By and large, the unit looks exactly like the rest of Netgear's routers. It's compact, lightweight and ought to travel well. Speaking of, Netgear assures us that a cigarette adapter is on the horizon, but for now, your best bet for using this whilst cruising is to snag a power inverter and use the conventional AC adapter. We used an admittedly overpowered 350W DC to AC Power Inverter from Radio Shack to power the router and our laptop in the car, and we never had any issues maintaining a connection on the go.
Setup was an absolute breeze. We simply plugged in our Sprint U727 EV-DO USB modem, nailed the "on" button, and within seconds a connection was live. The first time you connect via WiFi (at least through a PC), you'll be prompted to establish a router name, password, etc., and a few minutes later you're locked in and ready to roll. As for speed, you won't see a boost by using this over a direct USB connection, but it's the flexibility here that sells it. We connected three laptops and two phones at once, and while simultaneously downloading was obviously sluggish, it worked.

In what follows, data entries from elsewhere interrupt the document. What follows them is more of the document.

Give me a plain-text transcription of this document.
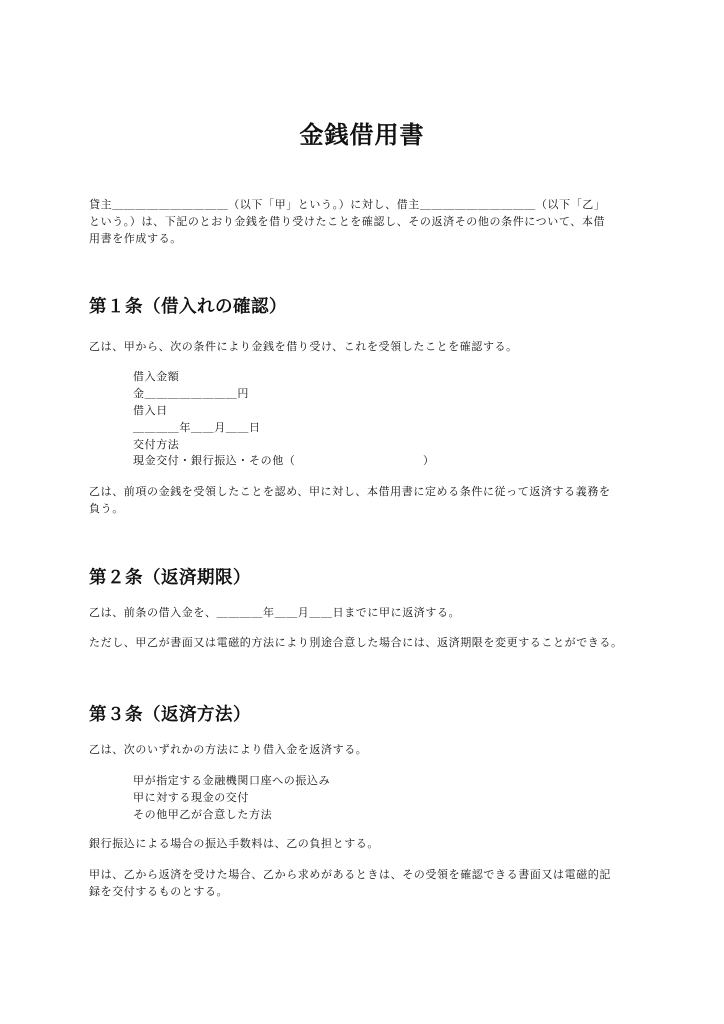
金銭借用書
貸主＿＿＿＿＿＿＿＿＿＿（以下「甲」という。）に対し、借主＿＿＿＿＿＿＿＿＿＿（以下「乙」
という。）は、下記のとおり金銭を借り受けたことを確認し、その返済その他の条件について、本借
用書を作成する。
第１条（借入れの確認）
乙は、甲から、次の条件により金銭を借り受け、これを受領したことを確認する。
借入金額
金＿＿＿＿＿＿＿＿円
借入日
＿＿＿＿年＿＿月＿＿日
交付方法
現金交付・銀行振込・その他（　　　　　　　　　　　）
乙は、前項の金銭を受領したことを認め、甲に対し、本借用書に定める条件に従って返済する義務を
負う。
第２条（返済期限）
乙は、前条の借入金を、＿＿＿＿年＿＿月＿＿日までに甲に返済する。
ただし、甲乙が書面又は電磁的方法により別途合意した場合には、返済期限を変更することができる。
第３条（返済方法）
乙は、次のいずれかの方法により借入金を返済する。
甲が指定する金融機関口座への振込み
甲に対する現金の交付
その他甲乙が合意した方法
銀行振込による場合の振込手数料は、乙の負担とする。
甲は、乙から返済を受けた場合、乙から求めがあるときは、その受領を確認できる書面又は電磁的記
録を交付するものとする。
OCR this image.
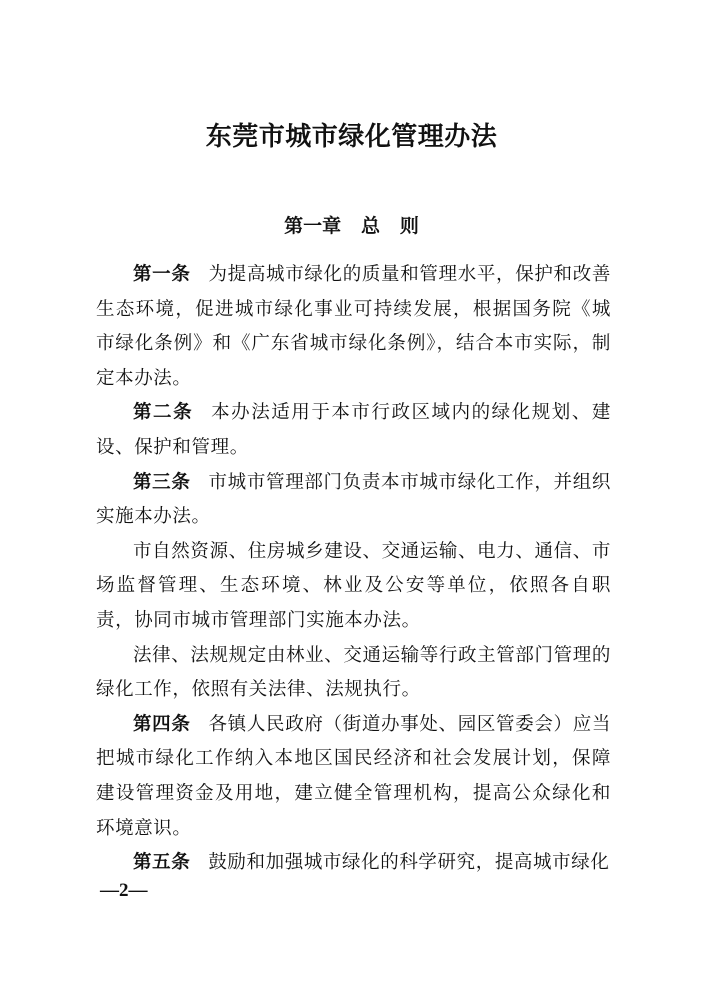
东莞市城市绿化管理办法
第一章   总   则

第一条 为提高城市绿化的质量和管理水平，保护和改善生态环境，促进城市绿化事业可持续发展，根据国务院《城市绿化条例》和《广东省城市绿化条例》，结合本市实际，制定本办法。

第二条 本办法适用于本市行政区域内的绿化规划、建设、保护和管理。

第三条 市城市管理部门负责本市城市绿化工作，并组织实施本办法。

市自然资源、住房城乡建设、交通运输、电力、通信、市场监督管理、生态环境、林业及公安等单位，依照各自职责，协同市城市管理部门实施本办法。

法律、法规规定由林业、交通运输等行政主管部门管理的绿化工作，依照有关法律、法规执行。

第四条 各镇人民政府（街道办事处、园区管委会）应当把城市绿化工作纳入本地区国民经济和社会发展计划，保障建设管理资金及用地，建立健全管理机构，提高公众绿化和环境意识。

第五条 鼓励和加强城市绿化的科学研究，提高城市绿化

—2—
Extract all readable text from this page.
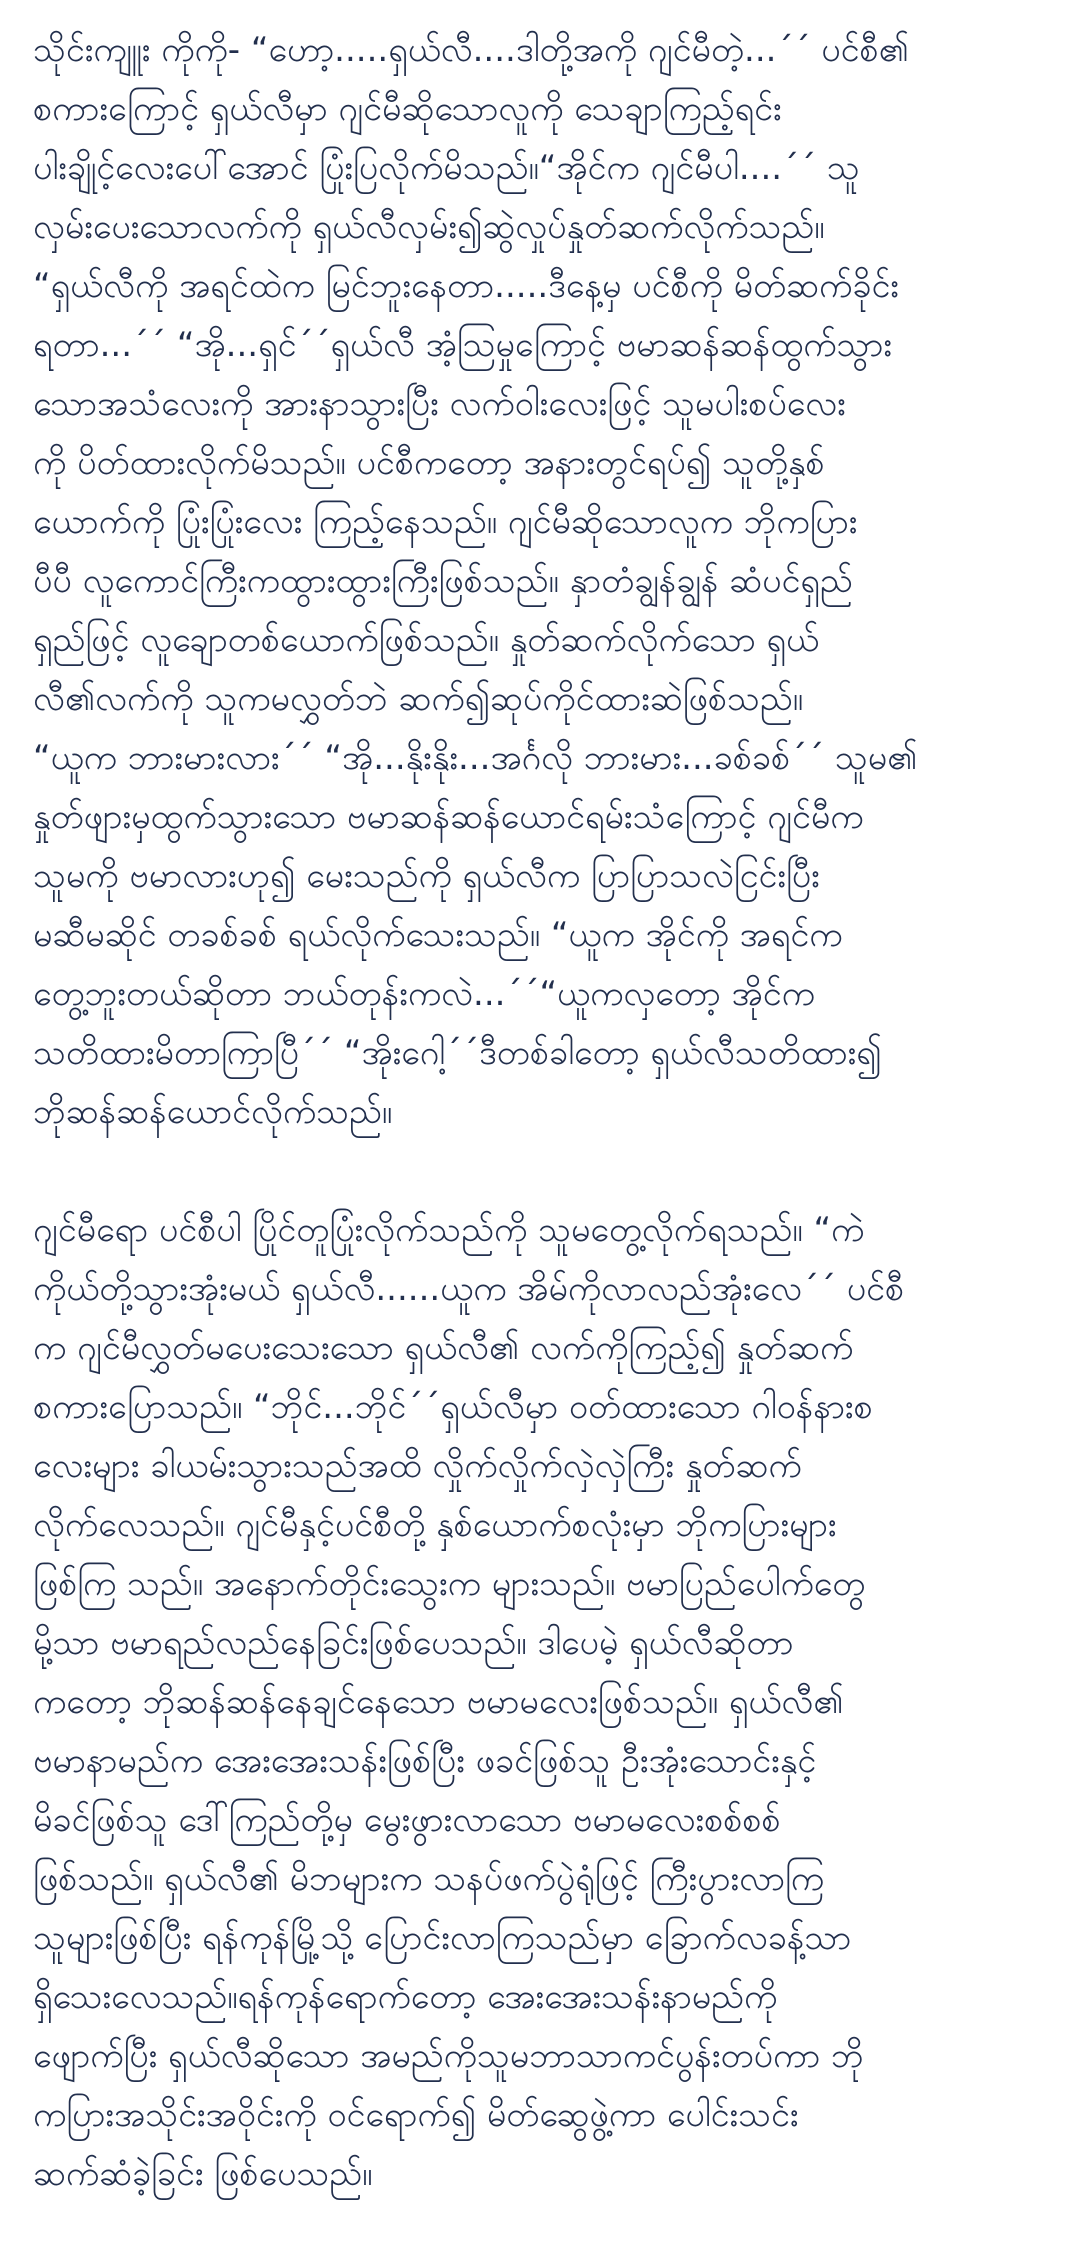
သိုင်းကျူး ကိုကို- “ဟော့.....ရှယ်လီ....ဒါတို့အကို ဂျင်မီတဲ့...´´ ပင်စီ၏
စကားကြောင့် ရှယ်လီမှာ ဂျင်မီဆိုသောလူကို သေချာကြည့်ရင်း
ပါးချိုင့်လေးပေါ်အောင် ပြုံးပြလိုက်မိသည်။“အိုင်က ဂျင်မီပါ....´´ သူ
လှမ်းပေးသောလက်ကို ရှယ်လီလှမ်း၍ဆွဲလှုပ်နှုတ်ဆက်လိုက်သည်။
“ရှယ်လီကို အရင်ထဲက မြင်ဘူးနေတာ.....ဒီနေ့မှ ပင်စီကို မိတ်ဆက်ခိုင်း
ရတာ...´´ “အို...ရှင်´´ရှယ်လီ အံ့သြမှုကြောင့် ဗမာဆန်ဆန်ထွက်သွား
သောအသံလေးကို အားနာသွားပြီး လက်ဝါးလေးဖြင့် သူမပါးစပ်လေး
ကို ပိတ်ထားလိုက်မိသည်။ ပင်စီကတော့ အနားတွင်ရပ်၍ သူတို့နှစ်
ယောက်ကို ပြုံးပြုံးလေး ကြည့်နေသည်။ ဂျင်မီဆိုသောလူက ဘိုကပြား
ပီပီ လူကောင်ကြီးကထွားထွားကြီးဖြစ်သည်။ နှာတံချွန်ချွန် ဆံပင်ရှည်
ရှည်ဖြင့် လူချောတစ်ယောက်ဖြစ်သည်။ နှုတ်ဆက်လိုက်သော ရှယ်
လီ၏လက်ကို သူကမလွှတ်ဘဲ ဆက်၍ဆုပ်ကိုင်ထားဆဲဖြစ်သည်။
“ယူက ဘားမားလား´´ “အို...နိုးနိုး...အင်္ဂလို ဘားမား...ခစ်ခစ်´´ သူမ၏
နှုတ်ဖျားမှထွက်သွားသော ဗမာဆန်ဆန်ယောင်ရမ်းသံကြောင့် ဂျင်မီက
သူမကို ဗမာလားဟု၍ မေးသည်ကို ရှယ်လီက ပြာပြာသလဲငြင်းပြီး
မဆီမဆိုင် တခစ်ခစ် ရယ်လိုက်သေးသည်။ “ယူက အိုင်ကို အရင်က
တွေ့ဘူးတယ်ဆိုတာ ဘယ်တုန်းကလဲ...´´“ယူကလှတော့ အိုင်က
သတိထားမိတာကြာပြီ´´ “အိုးဂေါ့´´ဒီတစ်ခါတော့ ရှယ်လီသတိထား၍
ဘိုဆန်ဆန်ယောင်လိုက်သည်။
ဂျင်မီရော ပင်စီပါ ပြိုင်တူပြုံးလိုက်သည်ကို သူမတွေ့လိုက်ရသည်။ “ကဲ
ကိုယ်တို့သွားအုံးမယ် ရှယ်လီ......ယူက အိမ်ကိုလာလည်အုံးလေ´´ ပင်စီ
က ဂျင်မီလွှတ်မပေးသေးသော ရှယ်လီ၏ လက်ကိုကြည့်၍ နှုတ်ဆက်
စကားပြောသည်။ “ဘိုင်...ဘိုင်´´ရှယ်လီမှာ ဝတ်ထားသော ဂါဝန်နားစ
လေးများ ခါယမ်းသွားသည်အထိ လှိုက်လှိုက်လှဲလှဲကြီး နှုတ်ဆက်
လိုက်လေသည်။ ဂျင်မီနှင့်ပင်စီတို့ နှစ်ယောက်စလုံးမှာ ဘိုကပြားများ
ဖြစ်ကြ သည်။ အနောက်တိုင်းသွေးက များသည်။ ဗမာပြည်ပေါက်တွေ
မို့သာ ဗမာရည်လည်နေခြင်းဖြစ်ပေသည်။ ဒါပေမဲ့ ရှယ်လီဆိုတာ
ကတော့ ဘိုဆန်ဆန်နေချင်နေသော ဗမာမလေးဖြစ်သည်။ ရှယ်လီ၏
ဗမာနာမည်က အေးအေးသန်းဖြစ်ပြီး ဖခင်ဖြစ်သူ ဦးအုံးသောင်းနှင့်
မိခင်ဖြစ်သူ ဒေါ်ကြည်တို့မှ မွေးဖွားလာသော ဗမာမလေးစစ်စစ်
ဖြစ်သည်။ ရှယ်လီ၏ မိဘများက သနပ်ဖက်ပွဲရုံဖြင့် ကြီးပွားလာကြ
သူများဖြစ်ပြီး ရန်ကုန်မြို့သို့ ပြောင်းလာကြသည်မှာ ခြောက်လခန့်သာ
ရှိသေးလေသည်။ရန်ကုန်ရောက်တော့ အေးအေးသန်းနာမည်ကို
ဖျောက်ပြီး ရှယ်လီဆိုသော အမည်ကိုသူမဘာသာကင်ပွန်းတပ်ကာ ဘို
ကပြားအသိုင်းအဝိုင်းကို ဝင်ရောက်၍ မိတ်ဆွေဖွဲ့ကာ ပေါင်းသင်း
ဆက်ဆံခဲ့ခြင်း ဖြစ်ပေသည်။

In the end, there's little else to say other than the device simply functions as it's supposed to. Connections are easy to establish and maintain, and there are even a foursome of Ethernet sockets for those who'd prefer to jack in directly. There's also a dedicated WiFi Protected Setup (WPS) button and a power on / off button that enables you to keep it plugged in but powered down when it's not needed. Our only real gripe is the omission of a WAN Ethernet jack, which would theoretically allow the device to double as a standard WLAN router. As it stands, you'll only be distributing WWAN signals over this, and unless you're locked into a USB stick for the better part of two years, the $100 asking price might be a bit much. 'Course, we'd probably feel differently if the MiFi didn't exist or if this thing had some sort of dual purpose, but as it stands, you'll need an awfully compelling reason to drop a Benjamin here in order to distribute your WWAN signals.